RJN wrote: Thu Jan 25, 2024 9:22 pm
starman1 wrote: Mon Jan 22, 2024 5:14 am I thought it was called "First Quarter" phase because the Moon is 1/4 of the way through its orbit around the Earth since New.
The designation of "quarter moon" is getting discussion, email and might have historical importance -- so I would like to address it here. I will start by saying that I don't know how this controversy can be definitively resolved. I know the US Naval Observatory website gives information on this, but I don't think they are really the ultimate authority.  The International Astronomical Union (IAU), which does have some naming authority, does not appear to me to clearly address this matter, as yet. However perhaps I missed it -- if someone knows a link where the IAU addresses this, please point this out. 

To be clear,  the original APOD text in question is: 
'This lunar phase is called "quarter" because the lit fraction visible from Earth is one quarter of the entire lunar surface.'

I have now adapted the wording of this APOD on the main NASA APOD page, adding the text "in part" before "because" to make the declaration less definitive.

My logic in writing that sentence was that most of the moon phases, as used in Western culture, are visually descriptive. A "full moon" appears fully lit. There is no time reference in "full moon". Similarly, "crescent moon" is also visually descriptive. As is "gibbous". It therefore seemed (and still seems) logical to me that the phase "quarter" is also visually descriptive, or can be logically interpreted that way. A time qualifier can enter, such as "first quarter", but the temporal nature of the word "first" here does not necessarily, in my opinion, transfer to the second word "quarter". In terms of visual description, the "quarter moon" might be called "half moon", but that term is not used as frequently as "quarter moon". As I indicated in the APOD text, the term "quarter moon" is technically accurate in the sense that at that phase, the fraction of the Moon seen lit from the Earth is actually (nearly) one quarter of the entire lunar surface. 

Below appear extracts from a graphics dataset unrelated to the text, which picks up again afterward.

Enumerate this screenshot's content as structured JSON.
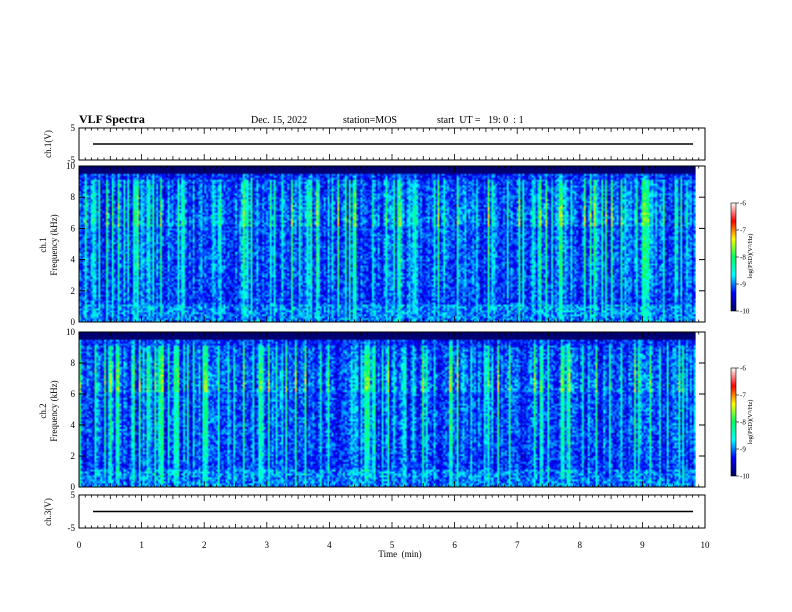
{
  "header": {
    "title": "VLF Spectra",
    "date": "Dec. 15, 2022",
    "station": "station=MOS",
    "start": "start  UT =   19: 0  : 1"
  },
  "chart_data": [
    {
      "type": "line",
      "id": "ch1-waveform",
      "ylabel": "ch.1(V)",
      "ylim": [
        -5,
        5
      ],
      "yticks": [
        "5",
        "-5"
      ],
      "xlim": [
        0,
        10
      ],
      "baseline": 0,
      "color": "#000000"
    },
    {
      "type": "heatmap",
      "id": "ch1-spectrogram",
      "ylabel_top": "ch.1",
      "ylabel": "Frequency (kHz)",
      "ylim": [
        0,
        10
      ],
      "yticks": [
        "0",
        "2",
        "4",
        "6",
        "8",
        "10"
      ],
      "xlim": [
        0,
        10
      ],
      "data_extent_x": [
        0,
        9.85
      ],
      "colorbar": {
        "label": "log(PSD)(V²/Hz)",
        "range": [
          -10,
          -6
        ],
        "ticks": [
          "-6",
          "-7",
          "-8",
          "-9",
          "-10"
        ],
        "colors": [
          "#000060",
          "#0000ff",
          "#00ffff",
          "#00ff60",
          "#ffff00",
          "#ff0000",
          "#ffffff"
        ]
      }
    },
    {
      "type": "heatmap",
      "id": "ch2-spectrogram",
      "ylabel_top": "ch.2",
      "ylabel": "Frequency (kHz)",
      "ylim": [
        0,
        10
      ],
      "yticks": [
        "0",
        "2",
        "4",
        "6",
        "8",
        "10"
      ],
      "xlim": [
        0,
        10
      ],
      "data_extent_x": [
        0,
        9.85
      ],
      "colorbar": {
        "label": "log(PSD)(V²/Hz)",
        "range": [
          -10,
          -6
        ],
        "ticks": [
          "-6",
          "-7",
          "-8",
          "-9",
          "-10"
        ],
        "colors": [
          "#000060",
          "#0000ff",
          "#00ffff",
          "#00ff60",
          "#ffff00",
          "#ff0000",
          "#ffffff"
        ]
      }
    },
    {
      "type": "line",
      "id": "ch3-waveform",
      "ylabel": "ch.3(V)",
      "ylim": [
        -5,
        5
      ],
      "yticks": [
        "5",
        "-5"
      ],
      "xlim": [
        0,
        10
      ],
      "baseline": 0,
      "color": "#000000"
    }
  ],
  "xaxis": {
    "label": "Time  (min)",
    "ticks": [
      "0",
      "1",
      "2",
      "3",
      "4",
      "5",
      "6",
      "7",
      "8",
      "9",
      "10"
    ]
  }
}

It might be of interest to astronomical historians if this nomenclature degeneracy can be definitely resolved with good historical references. 
I will note that my non-astronomer friends, family, and students almost always refer to both a first and third quarter Moon as a "half moon". I would say that colloquially, we usually only hear "new", "half", and "full" (with the first two used whether waxing or waning).